エリート官僚はお見合い妻と初夜に愛を契り合う

 満腹になった後はまた少し海で遊んだけれど、子どもじゃないので段々疲れてきて、午後はほとんど砂浜でまったり寝そべっていた。

 日差しが強いので、お互いの体に何度も日焼け止めを塗り直したり、つばの広い帽子で顔を隠しながらこっそりキスを交わしたり。

 海外でひと目が気にならないからって、ちょっといちゃいちゃしすぎたかもしれない。

 やがて水平線に夕陽が沈んでいく頃、海岸線をドライブがてら、大型スーパーに食材を買いに出かけた。

 回り切れないんじゃないかと思うほど広い店内に、生鮮食品やお惣菜が市場のように陳列されている様は、見ているだけで圧巻だった。

「今晩のおかずと、明日の朝ご飯の食材まで買っておきたいですね。

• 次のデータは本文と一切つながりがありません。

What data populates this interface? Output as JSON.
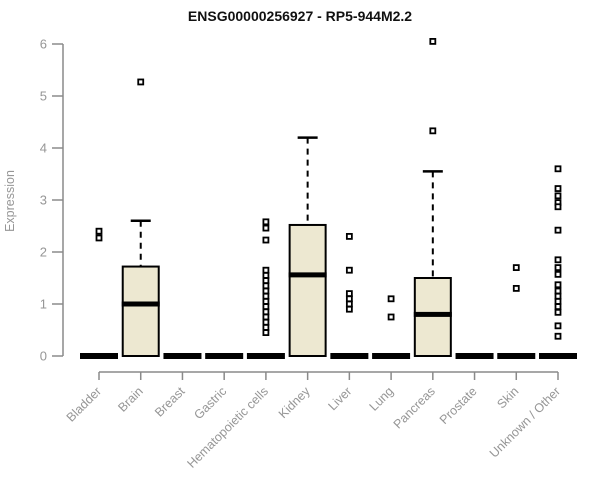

時成さん、なにかリクエストはありますか?」
「明日の朝はあれがいい。前にお前が送ってきた写真の……パンケーキだったか、ジャガイモの」
「ああ! そういえば、まだ一度も作ってあげたことなかったですね。あの後、また少し改良したレシピが、来月発売の朝ご飯をテーマにしたレシピ本に載るんですよ」

 話しながら、ジャガイモ売り場を目指して歩く。野菜コーナーだけで相当広いので、たどり着くのにひと苦労だ。